58

Marsden Swope looked on with a kind of passionate, benevolent grace, feeling an almost paternal love for the murmuring, chanting, singing throng that surrounded him.

Although he could not help feel a little disappointment in the actual number of believers that had shown up on the Great Lawn — in the dark it was hard to say how many, but it certainly wasn’t the countless thousands he had anticipated. Perhaps that was to be expected. Many had fallen by the wayside, like the rich man who wanted to follow Jesus and went away saddened when Jesus told him to give away all he owned first.

But there was another problem. The pile had grown so quickly, and with so many non-burnable items, that it had overwhelmed the fire that was meant to consume it. Swope had exhausted his supply of jerrycans and now the massive heap was simply smoldering, sending up coils of foul-smelling black smoke. Swope had sent one of his disciples — no, that was wrong, one of his brethren—out to get more fuel, and he hoped he would return soon.

The crowd around him was now swaying gently back and forth, singing “Peace in the Valley” in low, earnest voices. Swope joined in with a glad heart.

The one thing that really surprised him was the lack of police presence. Granted, the initial blaze had died down, but even so a crowd of this size, massing on the Great Lawn late at night with no permit, would surely have attracted the quick attention of law enforcement. But there had been no sign of them. Oddly, this was a disappointment to Swope, because it was his intention to confront the powers of the state and prevent — with his very life, if necessary — any interruption of the bonfire. A part of him yearned for martyrdom, like his hero Savonarola.

There was a jostling to one side, and then a woman approached through the crowd. She was in her late thirties, attractive, dressed in a simple down jacket and jeans, and in one hand she clutched something that had the gleam of gold. The woman held up the item, as if to toss it on the pile, then turned to Swope.

“Are you the Passionate Pilgrim?”

For the last ninety minutes, people had been coming up to shake his hand, embrace him, thank him tearfully for his vision. It had proven a most humbling experience.

He nodded gravely. “Yes, I am the Pilgrim.”

The woman looked at him a moment, awestruck, holding out her hand to shake his. When she did so, she opened her hand to reveal, not the piece of gold jewelry or watch that Swope expected, but the gold of a police badge. In that moment, she grasped his hand with her other and he felt the cold of steel latch around it.
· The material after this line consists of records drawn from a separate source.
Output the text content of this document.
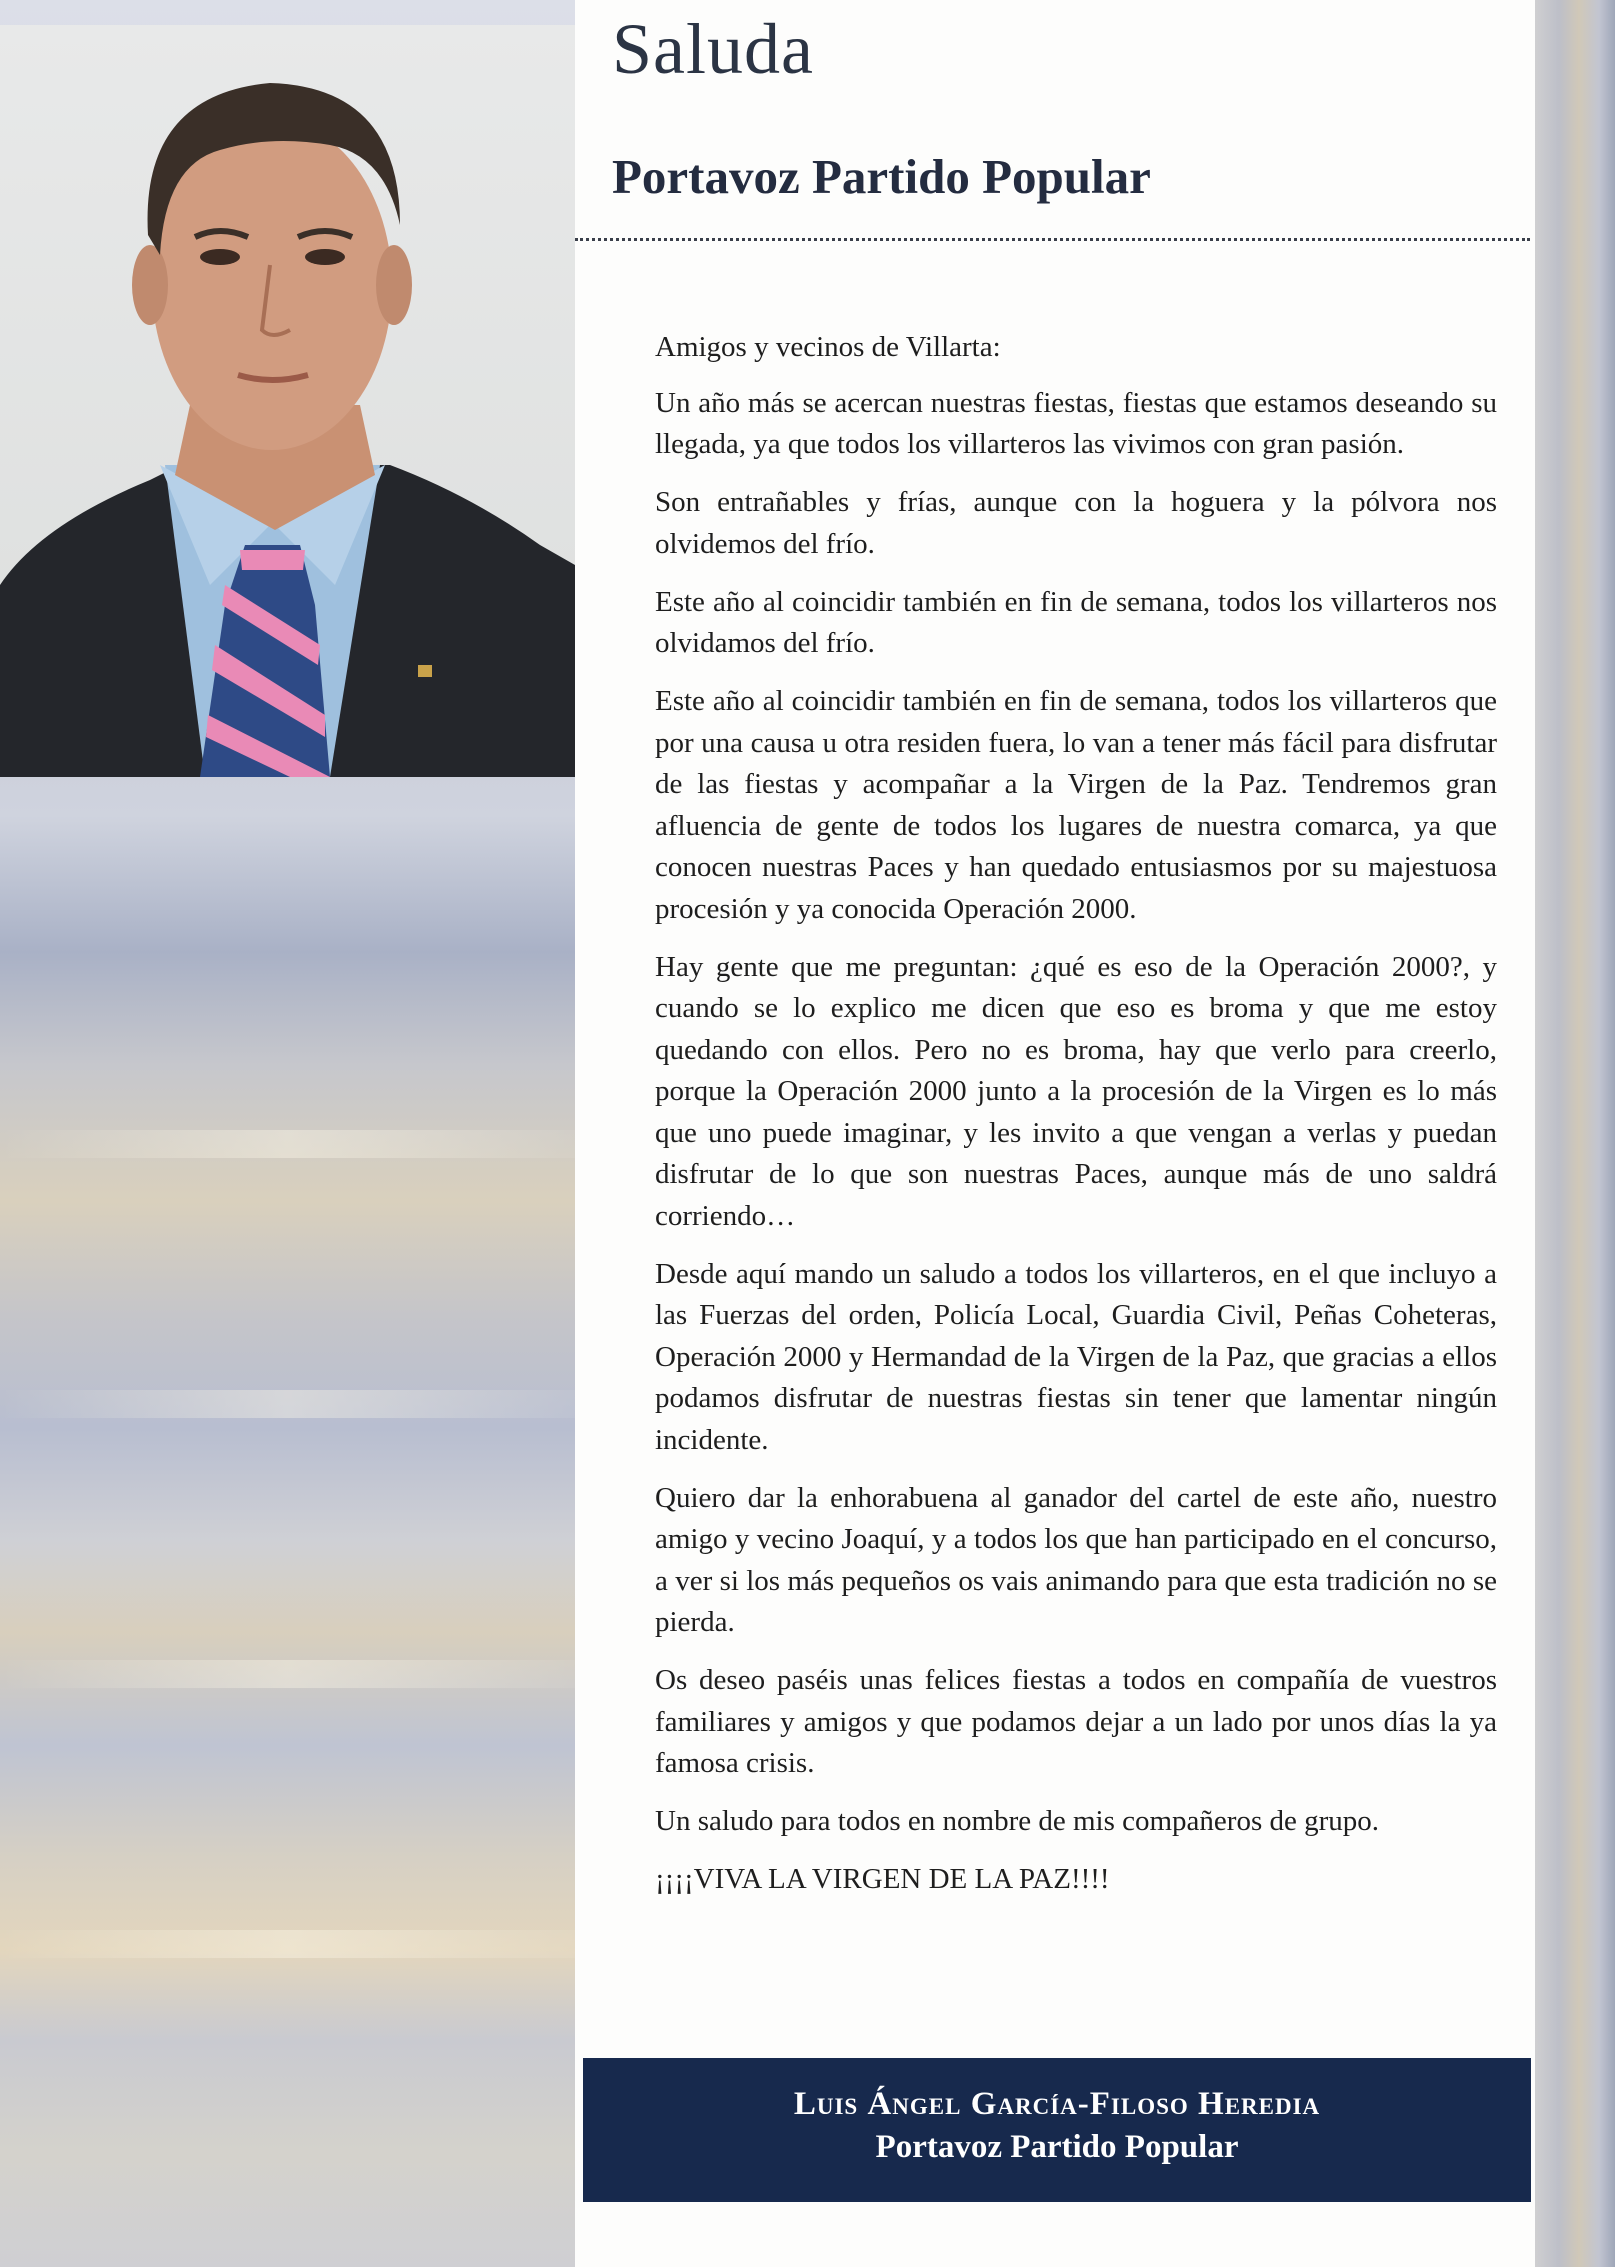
Saluda
Portavoz Partido Popular

Amigos y vecinos de Villarta:

Un año más se acercan nuestras fiestas, fiestas que estamos deseando su llegada, ya que todos los villarteros las vivimos con gran pasión.

Son entrañables y frías, aunque con la hoguera y la pólvora nos olvidemos del frío.

Este año al coincidir también en fin de semana, todos los villarteros nos olvidamos del frío.

Este año al coincidir también en fin de semana, todos los villarteros que por una causa u otra residen fuera, lo van a tener más fácil para disfrutar de las fiestas y acompañar a la Virgen de la Paz. Tendremos gran afluencia de gente de todos los lugares de nuestra comarca, ya que conocen nuestras Paces y han quedado entusiasmos por su majestuosa procesión y ya conocida Operación 2000.

Hay gente que me preguntan: ¿qué es eso de la Operación 2000?, y cuando se lo explico me dicen que eso es broma y que me estoy quedando con ellos. Pero no es broma, hay que verlo para creerlo, porque la Operación 2000 junto a la procesión de la Virgen es lo más que uno puede imaginar, y les invito a que vengan a verlas y puedan disfrutar de lo que son nuestras Paces, aunque más de uno saldrá corriendo…

Desde aquí mando un saludo a todos los villarteros, en el que incluyo a las Fuerzas del orden, Policía Local, Guardia Civil, Peñas Coheteras, Operación 2000 y Hermandad de la Virgen de la Paz, que gracias a ellos podamos disfrutar de nuestras fiestas sin tener que lamentar ningún incidente.

Quiero dar la enhorabuena al ganador del cartel de este año, nuestro amigo y vecino Joaquí, y a todos los que han participado en el concurso, a ver si los más pequeños os vais animando para que esta tradición no se pierda.

Os deseo paséis unas felices fiestas a todos en compañía de vuestros familiares y amigos y que podamos dejar a un lado por unos días la ya famosa crisis.

Un saludo para todos en nombre de mis compañeros de grupo.

¡¡¡¡VIVA LA VIRGEN DE LA PAZ!!!!

Luis Ángel García-Filoso Heredia
Portavoz Partido Popular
“Captain Hayward, NYPD. You’re under arrest, shitbird.”

“Wha—?”

But the woman, who did not appear particularly strong or fast, suddenly grabbed him with some kind of martial arts movement, spun him around, pulled his hands behind his back, and cuffed the other wrist. It was all done in a second.

All of a sudden, the Great Lawn blazed with light. High-intensity lamps hidden in the trees along its perimeter had snapped on, illuminating the bonfire. And now, a large battery of official vehicles — police cruisers, SWAT vans, fire trucks — began rolling across the grass toward the group, light bars flashing and sirens whooping. Other police in riot gear trotted forward on foot, talking into their radios.

The brethren around Swope, looking around in surprise at the sudden raid, wavered, broke — and then began to back off and scatter. The police let them go.

It all happened so quickly that Swope could not process it at first. But as the woman pushed him forward through the chaos, toward the line of police, he began to realize what had happened. The cops had gathered themselves, quietly, in the trees. Instead of provoking a riot by moving in force to arrest him, they sent in one undercover officer, in plainclothes. And now, with him in cuffs, the cops were at last coming out, with bullhorns, calling on everyone to peaceably disperse, while a fire crew came over, dragging a hose, and sprayed water on the heap of smoldering valuables, putting it out.

Ahead loomed a wagon of the kind used to transport prisoners. Its rear opened and the plainclothes cop grabbed Swope by the elbow and lifted him onto the metal step. As the woman cop helped put him into the paddy wagon, she said: “Before we leave, you might want to have a good look at your followers.”

Swope turned to give them a farewell gaze, but what he saw shocked him. What just moments before had been a peaceful, prayerful assemblage had suddenly escalated into bedlam. Despite the police bullhorns, a large number of his followers had not dispersed: they had become looters, clustering around the pile, pulling things out and pocketing them, while the cops, surprised, yelled and chased them. Hundreds, perhaps even a thousand, followers now surged onto the dead pile of vanities, so many that the cops were temporarily overwhelmed. They grabbed fistfuls of money and silver bars and bearer bonds and jewelry and watches and shoes, frantically looting the very heap of vanities they had come to burn, and then scuttling away into the darkness of the trees with their swag, hooting in glee and triumph.